Many owners of secondary-grade buildings are deciding to renovate rather than detonate, Kandelaars says.

“We see more retrofitting than demolition because I think, practically speaking, often the footprint of some of these lower-grade buildings is such that if you were to knock down and rebuild,” he says. “You simply couldn’t get the footprint required to develop a premium-grade building with planning controls and setbacks.”

Major overhauls to a building, such as the additional storeys added to a 1970s high-rise at Sydney’s Quay Quarter Tower, can present cost challenges.
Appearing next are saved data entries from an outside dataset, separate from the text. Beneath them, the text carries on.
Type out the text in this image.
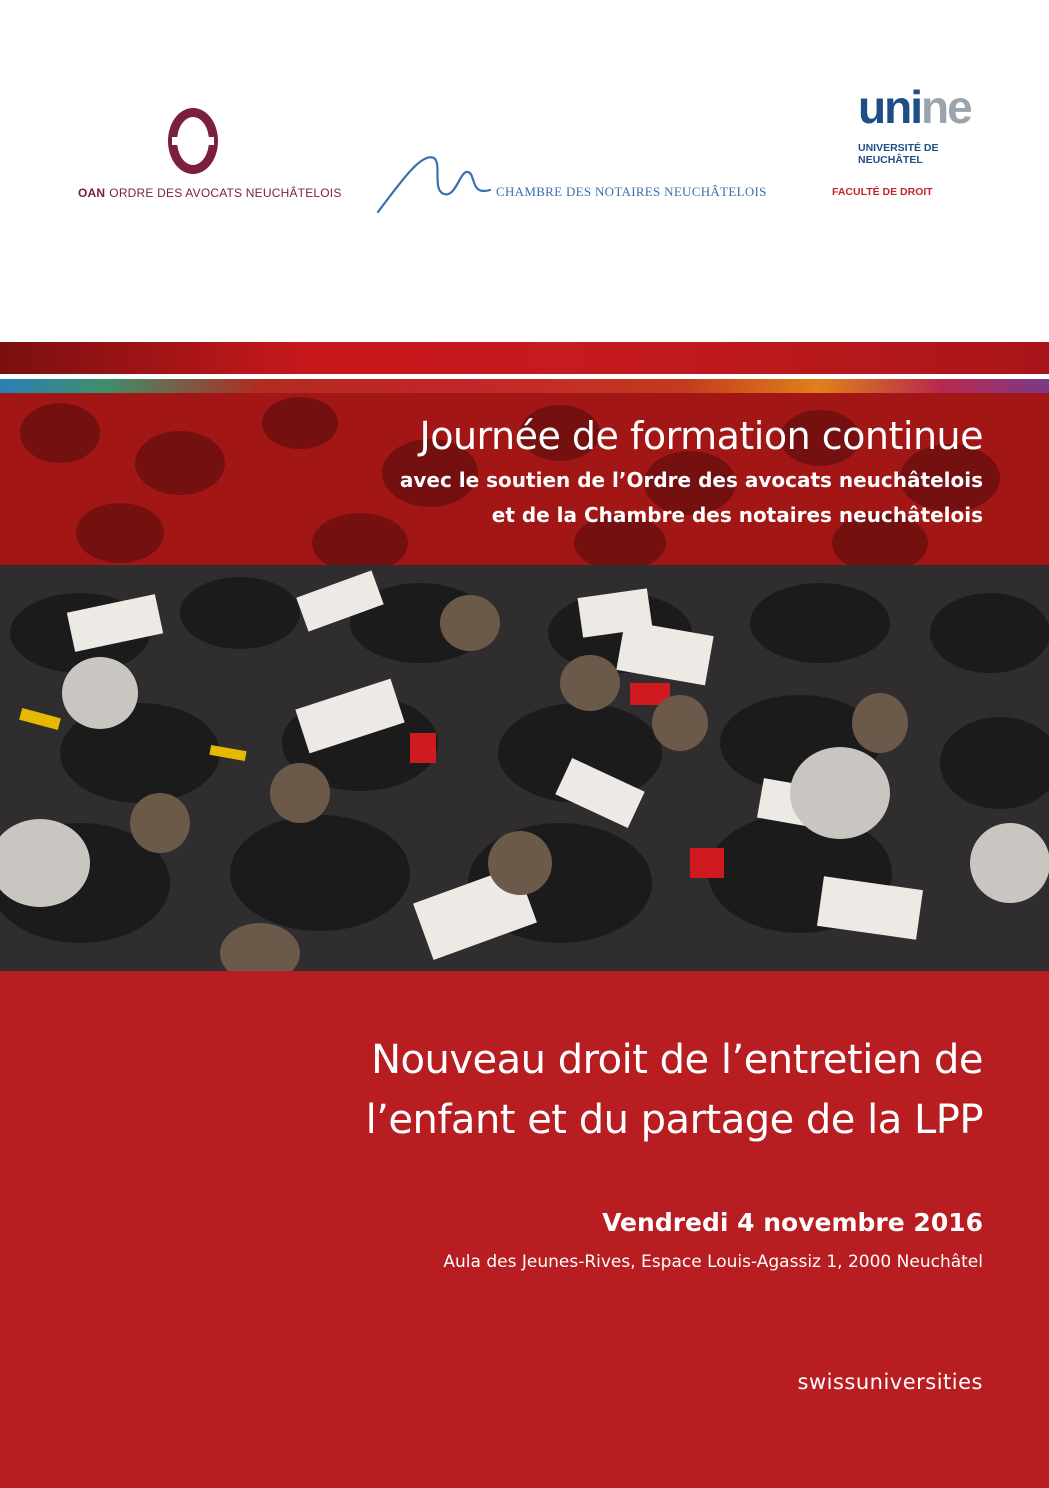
OAN ORDRE DES AVOCATS NEUCHÂTELOIS	CHAMBRE DES NOTAIRES NEUCHÂTELOIS
unine
UNIVERSITÉ DE
NEUCHÂTEL
FACULTÉ DE DROIT
Journée de formation continue
avec le soutien de l’Ordre des avocats neuchâtelois
et de la Chambre des notaires neuchâtelois
Nouveau droit de l’entretien de
l’enfant et du partage de la LPP
Vendredi 4 novembre 2016
Aula des Jeunes-Rives, Espace Louis-Agassiz 1, 2000 Neuchâtel
swissuniversities
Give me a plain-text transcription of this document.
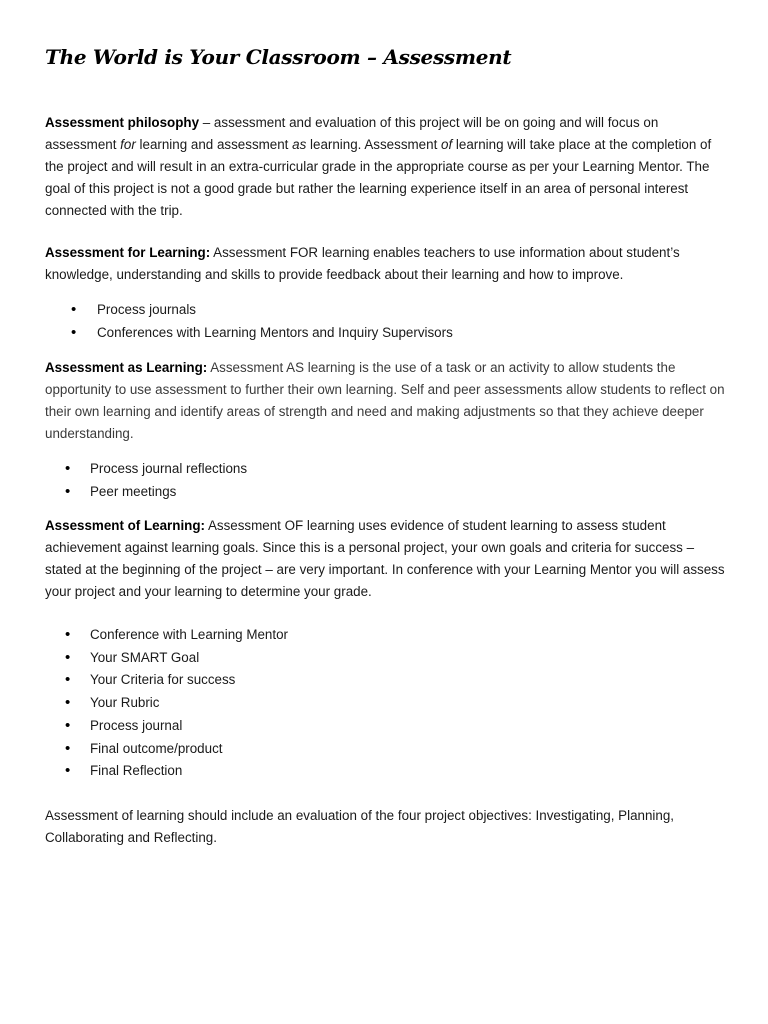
The World is Your Classroom – Assessment

Assessment philosophy – assessment and evaluation of this project will be on going and will focus on assessment for learning and assessment as learning. Assessment of learning will take place at the completion of the project and will result in an extra-curricular grade in the appropriate course as per your Learning Mentor. The goal of this project is not a good grade but rather the learning experience itself in an area of personal interest connected with the trip.

Assessment for Learning: Assessment FOR learning enables teachers to use information about student’s knowledge, understanding and skills to provide feedback about their learning and how to improve.

• Process journals
• Conferences with Learning Mentors and Inquiry Supervisors

Assessment as Learning: Assessment AS learning is the use of a task or an activity to allow students the opportunity to use assessment to further their own learning. Self and peer assessments allow students to reflect on their own learning and identify areas of strength and need and making adjustments so that they achieve deeper understanding.

• Process journal reflections
• Peer meetings

Assessment of Learning: Assessment OF learning uses evidence of student learning to assess student achievement against learning goals. Since this is a personal project, your own goals and criteria for success – stated at the beginning of the project – are very important. In conference with your Learning Mentor you will assess your project and your learning to determine your grade.

• Conference with Learning Mentor
• Your SMART Goal
• Your Criteria for success
• Your Rubric
• Process journal
• Final outcome/product
• Final Reflection

Assessment of learning should include an evaluation of the four project objectives: Investigating, Planning, Collaborating and Reflecting.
But today, it’s also a matter of weighing up the cost of carbon emissions and the future reputation of a building’s sustainability credentials.

“Obviously, the cost involved in knockdown rebuild, as opposed to refurbishment and retrofitting, can be prohibitive,” Kandelaars says. “From a sustainability point of view, the embodied carbon consideration is significant.

“Through investors, be they retail shareholders or institutional capital, that is something that is becoming more and more a non-negotiable.”